Mała migawka rodzajowa. Z życia. Niemcy. Jest lato, kilkanaście lat temu, zaraz po otwarciu niemieckiego rynku pracy dla Polaków (2011).W Polsce rządzi PO/PSL wysokie bezrobocie, a już dla osób powyżej 55 r.ż. znalezienie pracy, „szkoda gadać”. Y ściąga znajomego Xa do pracy na Bawarii. Dla firmy pracy czasowej. Sezon urlopowy, a ktoś może także np. zachorować, takie troszkę „gaszenie pożarów”, „łatanie dziur”, dzwonią firmy i zgłaszają zapotrzebowanie na pracownika. Tu tydzień, tam dwa, najdłużej miesiąc, razem 3 miesiące. Różne zakresy prac, ciągle nowi ludzie i relacje. U Xa język niemiecki mocno „średni”, chociaż przed przyjęciem przeegzaminowany, więc, nie okazuje tego, czasami jest lekko stresowo. Doświadczenie dość specyficzne ale poznawczo ciekawe. Najczęściej mniejsze firmy i zupełnie niemieckie środowisko. Rzeczowo, taki a taki zakres pracy, wiadomo że pracy rąk. X nie może narzekać na tzw. „zwykłych” ludzi ani na majstrów, liczy się praca.
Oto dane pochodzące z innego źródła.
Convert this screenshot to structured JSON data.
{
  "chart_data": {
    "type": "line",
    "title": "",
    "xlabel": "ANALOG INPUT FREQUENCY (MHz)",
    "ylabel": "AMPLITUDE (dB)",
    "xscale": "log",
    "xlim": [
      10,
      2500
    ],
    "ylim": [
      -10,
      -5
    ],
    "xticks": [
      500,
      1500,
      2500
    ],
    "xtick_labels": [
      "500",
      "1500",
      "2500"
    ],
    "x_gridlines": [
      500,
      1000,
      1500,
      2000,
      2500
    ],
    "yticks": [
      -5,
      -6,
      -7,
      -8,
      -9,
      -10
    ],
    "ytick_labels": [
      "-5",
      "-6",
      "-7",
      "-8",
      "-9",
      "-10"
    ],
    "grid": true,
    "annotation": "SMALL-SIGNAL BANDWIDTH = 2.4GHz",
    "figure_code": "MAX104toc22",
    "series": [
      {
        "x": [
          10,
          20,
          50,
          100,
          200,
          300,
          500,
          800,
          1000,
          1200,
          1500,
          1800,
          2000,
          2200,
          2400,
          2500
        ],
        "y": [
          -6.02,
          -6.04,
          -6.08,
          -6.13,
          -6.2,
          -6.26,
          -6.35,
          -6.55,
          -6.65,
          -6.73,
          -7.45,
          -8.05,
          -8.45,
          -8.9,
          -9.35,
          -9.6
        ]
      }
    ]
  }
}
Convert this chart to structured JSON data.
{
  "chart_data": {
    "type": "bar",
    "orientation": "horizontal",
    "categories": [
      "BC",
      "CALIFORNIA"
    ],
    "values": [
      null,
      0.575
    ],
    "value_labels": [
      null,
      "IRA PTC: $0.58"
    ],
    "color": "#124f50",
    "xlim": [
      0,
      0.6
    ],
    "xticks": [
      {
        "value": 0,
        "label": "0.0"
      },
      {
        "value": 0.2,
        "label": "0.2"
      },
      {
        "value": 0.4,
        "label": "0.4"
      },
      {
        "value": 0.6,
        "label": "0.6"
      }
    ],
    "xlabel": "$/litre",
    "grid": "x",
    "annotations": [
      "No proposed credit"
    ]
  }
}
Przecież wie, czego mu i tak nie powiedzą, a czego są od dziecka uczeni. Że jako Niemcy są lepszą nacją. Jest pod ich niewidoczną , ale i vice versa „obserwacją”. Zresztą osoba „nowa” jest zawsze i wszędzie pod obserwacją. :)
A teraz clou tematu. Stosunek Niemców do Polaków. X mieszka w pokoju z prawie równolatkiem, który do niedawna prowadził jednoosobową firmę rzemieślniczą, („przewijanie silników elektrycznych”?) Coś poszło nie tak, wiadomo, PO z PSL rządzi, małe firmy padają, zadłużony, ZUSy trzeba płacić bo komornik. Szybko i doraźnie potrzebna jakaś gotówka. Przejrzał ogłoszenia, firma pracy czasowej , potrzebny jakiś niemiecki. A ci wysłali go jako pomocnika elektryka do małej, niemieckiej firmy usługowej ( sic!, miał firmę, teraz pomocnik). Jego niemiecki odpowiednik na urlopie. Po pracy zdają sobie relację z dnia, trochę gotowania, poczytanie, rozmowy, normalka.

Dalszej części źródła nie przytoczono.